Once the Cheney family shared their new idea, a commissary kitchen in Abington and a pristine, road-ready food truck—the former Green Bean Mobile Cafe—were secured within a few weeks. Once again, the whole extended family is on board.

For us, it’s really fun. We were born into a food family,” Poppe said.

Her grandparents, George and Nora Thomas, opened what Poppe believes was the area’s first pita bread bakery, called Quincy Syrian Bakery. Her father, Louie, invented a machine that automated the bread’s production, eventually paving the way for the family’s company to be purchased by Sahara Bakery, she said. Louie and his wife, Rose, also operated a series of bakeshops on their own. 
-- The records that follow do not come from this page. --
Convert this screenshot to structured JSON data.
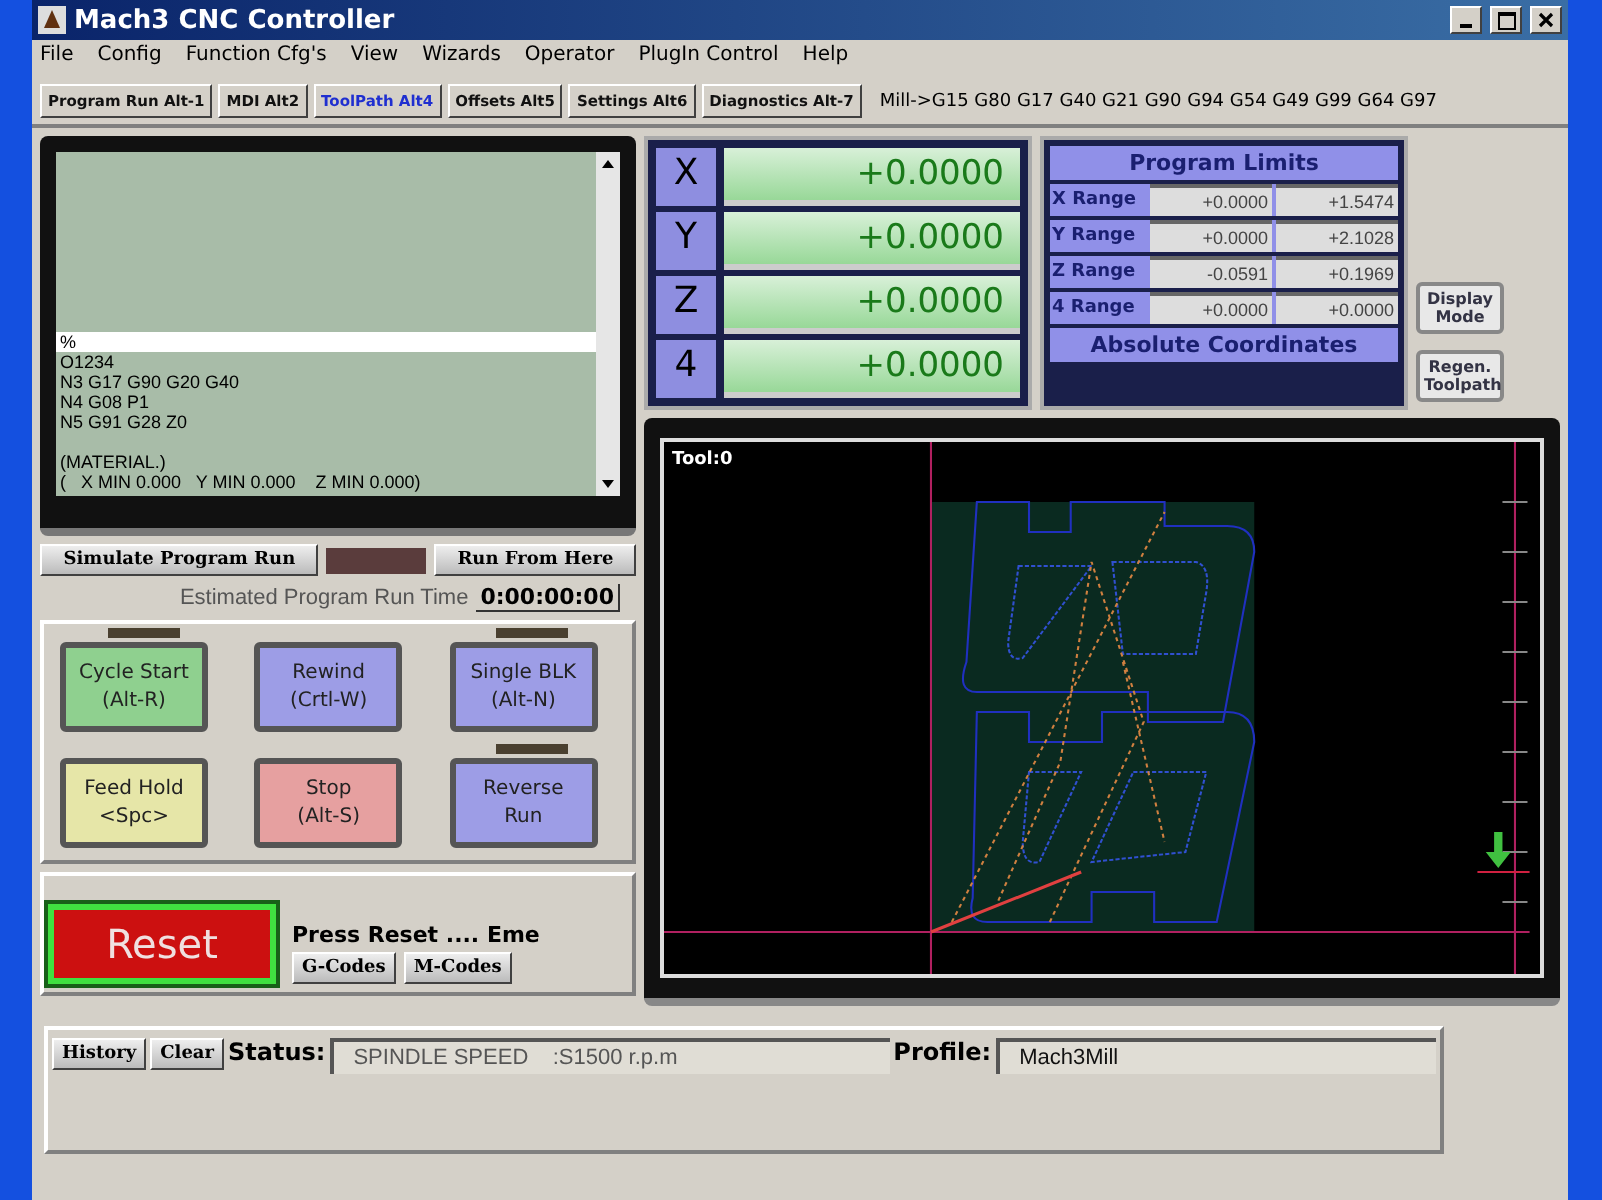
{
  "window": {
    "title": "Mach3 CNC Controller"
  },
  "menu": [
    "File",
    "Config",
    "Function Cfg's",
    "View",
    "Wizards",
    "Operator",
    "PlugIn Control",
    "Help"
  ],
  "tabs": [
    {
      "label": "Program Run Alt-1",
      "selected": false
    },
    {
      "label": "MDI Alt2",
      "selected": false
    },
    {
      "label": "ToolPath Alt4",
      "selected": true
    },
    {
      "label": "Offsets Alt5",
      "selected": false
    },
    {
      "label": "Settings Alt6",
      "selected": false
    },
    {
      "label": "Diagnostics Alt-7",
      "selected": false
    }
  ],
  "modal_codes": "Mill->G15  G80 G17 G40 G21 G90 G94 G54 G49 G99 G64 G97",
  "gcode_lines": [
    {
      "text": "%",
      "selected": true,
      "blank_before": false
    },
    {
      "text": "O1234",
      "selected": false,
      "blank_before": false
    },
    {
      "text": "N3 G17 G90 G20 G40",
      "selected": false,
      "blank_before": false
    },
    {
      "text": "N4 G08 P1",
      "selected": false,
      "blank_before": false
    },
    {
      "text": "N5 G91 G28 Z0",
      "selected": false,
      "blank_before": false
    },
    {
      "text": "(MATERIAL.)",
      "selected": false,
      "blank_before": true
    },
    {
      "text": "(   X MIN 0.000   Y MIN 0.000    Z MIN 0.000)",
      "selected": false,
      "blank_before": false
    }
  ],
  "program_controls": {
    "simulate": "Simulate Program Run",
    "run_from_here": "Run From Here",
    "est_label": "Estimated Program Run Time",
    "est_value": "0:00:00:00"
  },
  "axes": [
    {
      "label": "X",
      "value": "+0.0000"
    },
    {
      "label": "Y",
      "value": "+0.0000"
    },
    {
      "label": "Z",
      "value": "+0.0000"
    },
    {
      "label": "4",
      "value": "+0.0000"
    }
  ],
  "limits": {
    "title": "Program Limits",
    "rows": [
      {
        "label": "X Range",
        "min": "+0.0000",
        "max": "+1.5474"
      },
      {
        "label": "Y Range",
        "min": "+0.0000",
        "max": "+2.1028"
      },
      {
        "label": "Z Range",
        "min": "-0.0591",
        "max": "+0.1969"
      },
      {
        "label": "4 Range",
        "min": "+0.0000",
        "max": "+0.0000"
      }
    ],
    "mode": "Absolute Coordinates"
  },
  "side_buttons": [
    "Display Mode",
    "Regen. Toolpath"
  ],
  "cycle_buttons": [
    {
      "label": "Cycle Start",
      "shortcut": "(Alt-R)",
      "color": "#8fd08f",
      "led_on": false
    },
    {
      "label": "Rewind",
      "shortcut": "(Crtl-W)",
      "color": "#9d9de6"
    },
    {
      "label": "Single BLK",
      "shortcut": "(Alt-N)",
      "color": "#9d9de6",
      "led_on": false
    },
    {
      "label": "Feed Hold",
      "shortcut": "<Spc>",
      "color": "#e6e6a8"
    },
    {
      "label": "Stop",
      "shortcut": "(Alt-S)",
      "color": "#e6a0a0"
    },
    {
      "label": "Reverse",
      "shortcut": "Run",
      "color": "#9d9de6",
      "led_on": false
    }
  ],
  "reset": {
    "label": "Reset",
    "message": "Press Reset .... Eme",
    "buttons": [
      "G-Codes",
      "M-Codes"
    ]
  },
  "toolpath": {
    "tool_label": "Tool:0"
  },
  "status": {
    "history": "History",
    "clear": "Clear",
    "status_label": "Status:",
    "status_value": "SPINDLE SPEED    :S1500 r.p.m",
    "profile_label": "Profile:",
    "profile_value": "Mach3Mill"
  }
}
One day, the price for the sugar her parents used for their wholesale baklava orders increased 10-fold overnight, Poppe said. That was the day she decided to open a sandwich shop. Citing God for inspiration, she said she drove into Quincy Center, saw a nice space, and pitched her idea for a Mediterranean sandwich concept to the landlord as a tenant-at-will. A year later, she brought a surrey-topped pushcart to Government Center and helped the city’s Department of Health draft regulations around the then-novel mobile shop. When her sister Cheney got out of college, Poppe passed on the Quincy shop to her, took an extra piece of equipment, and opened in Downtown Crossing.

I automatically put everything in pita bread, not thinking it was so exceptional. But at the time, it was the only pita bread restaurant in the Boston area,” Poppe said. “People didn’t know about the food: The first week I was out in City Hall, I gave away free sandwiches until everyone got the taste [for hummus]. But we grew up making pita bread; it was my dad’s life and passion. It’s our way to give. None of us are fancy cooks. We make very simple, healthy food: good tunafish, good turkey, fresh ingredients.”

The menu available from Blazing Salads on Wheels today is the same as it was in the 1970s: a few different salad pockets, with lightly-dressed greens and tabbouleh served in a pita; marinated chicken and steak pockets with rice pilaf; veggie “rollers;” seasonal soups, baklava. The food truck will serve the brand’s classic Blazing Salad pocket for the original price of $2—indefinitely. For the family, it’s more about sharing the fun than it is about making money, Poppe said.

In that vein, there are no plans to grow the brand the way she did back in the 1970s and 80s. But franchising Blazing Salads on Wheels may be a possibility. Debbie and her husband, Chris Cheney, now own the commissary kitchen. “If someone wants to franchise a truck, we’ll make that happen and get their supplies from our commissary,” Poppe said.

For now, the truck will be around Boston every weekday for lunch, and Blazing Salads on Wheels will be available to cater parties and event.

Monday, Wednesday, Friday from 11 a.m. – 3 p.m., by the Hurley Building on New Chardon Street; Tuesday and Thursday from 11 a.m. – 3 p.m., 2 Boylston St. in Chinatown, 617-230-7819, blazingsaladsonwheels.com.